思い返せば、ひとえに妻のおかげだと思う。本当にいいパートナーと出会えて、とても幸福だと思う。反面、お酒のことにしても、障害のことにしても、自分の自律心の弱さには、恥じ入るばかりである。
私が、もっと気持ちを強く持っていれば。いや、強くとは言わないけど、もう少し前向きにいられたら。もう少し頭を使っていたら。たとえば会社をやめた直後にも、もっと発展的な考えを持てていれば。発達障害や、うつ症状におちいったとき、状況を冷静に理解できていれば。いたずらに妻を責めたり、傷つけたりすることはなかっただろうと、深く反省している。
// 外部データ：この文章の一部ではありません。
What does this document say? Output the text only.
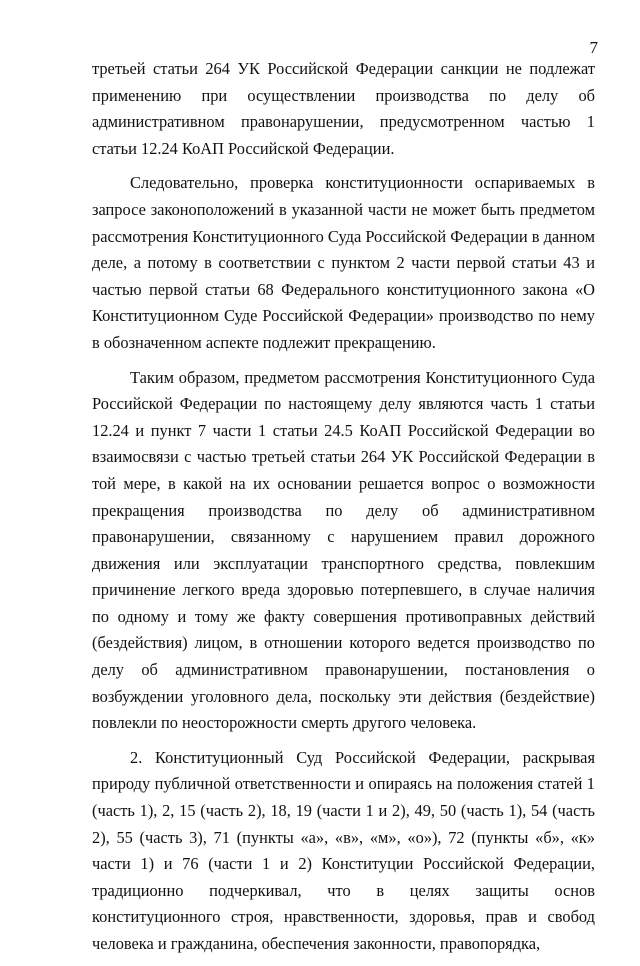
7

третьей статьи 264 УК Российской Федерации санкции не подлежат применению при осуществлении производства по делу об административном правонарушении, предусмотренном частью 1 статьи 12.24 КоАП Российской Федерации.

Следовательно, проверка конституционности оспариваемых в запросе законоположений в указанной части не может быть предметом рассмотрения Конституционного Суда Российской Федерации в данном деле, а потому в соответствии с пунктом 2 части первой статьи 43 и частью первой статьи 68 Федерального конституционного закона «О Конституционном Суде Российской Федерации» производство по нему в обозначенном аспекте подлежит прекращению.

Таким образом, предметом рассмотрения Конституционного Суда Российской Федерации по настоящему делу являются часть 1 статьи 12.24 и пункт 7 части 1 статьи 24.5 КоАП Российской Федерации во взаимосвязи с частью третьей статьи 264 УК Российской Федерации в той мере, в какой на их основании решается вопрос о возможности прекращения производства по делу об административном правонарушении, связанному с нарушением правил дорожного движения или эксплуатации транспортного средства, повлекшим причинение легкого вреда здоровью потерпевшего, в случае наличия по одному и тому же факту совершения противоправных действий (бездействия) лицом, в отношении которого ведется производство по делу об административном правонарушении, постановления о возбуждении уголовного дела, поскольку эти действия (бездействие) повлекли по неосторожности смерть другого человека.

2. Конституционный Суд Российской Федерации, раскрывая природу публичной ответственности и опираясь на положения статей 1 (часть 1), 2, 15 (часть 2), 18, 19 (части 1 и 2), 49, 50 (часть 1), 54 (часть 2), 55 (часть 3), 71 (пункты «а», «в», «м», «о»), 72 (пункты «б», «к» части 1) и 76 (части 1 и 2) Конституции Российской Федерации, традиционно подчеркивал, что в целях защиты основ конституционного строя, нравственности, здоровья, прав и свобод человека и гражданина, обеспечения законности, правопорядка,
ほんの数ヶ月前までは、心のなかが、不満でいっぱいだった。「どうして私がこんな目にあわなくてはならないのか」そんなばかり考えていて、「障害を持ってしまった」現実を直視できていなかった。
今は、心持ちがだいぶ違う。「障害を持ってしまった」ことについては、もう、仕方ないことと思っている。そのうえで、どう生活を続けていくか。よりよく生きていくためには、どうしたらいいかを考えていきたいと思うようになった。
障害を受け入れつつあるのか。それは、よくわからない。まだ、働く自信もない。しかし、少なくとも生活の部分だけでは、障害を持っていても、やっていこうという気になっている。まあ、最近たまたま体調がよくて、気分もいいから、こう思えているだけかもしれないけど……。
不眠についても、希死念慮(「死にたい」という観念)が晴れてからは、それほど苦しくなくなった。生まれたからには、生きていたい。素直にそう思えるようになって、とても幸せである。
障害を乗り越えるのは、とてもむずかしい。障害を受け入れるのも、とてもむずかしい。私は、多分どっちもできないだろうなと思う。ただ、生きていく以上、どこかで折り合いをつけなければならないのも、事実なんだろうな。
障害と戦うか。それとも、障害と和解するか。その姿勢は、人によって千差万別だと思う。当事者の人々が、自分に合った、そして自分で納得のいく選択ができればいいと思う。そして、みんなが平穏な暮らしを手に入れられることを祈っている。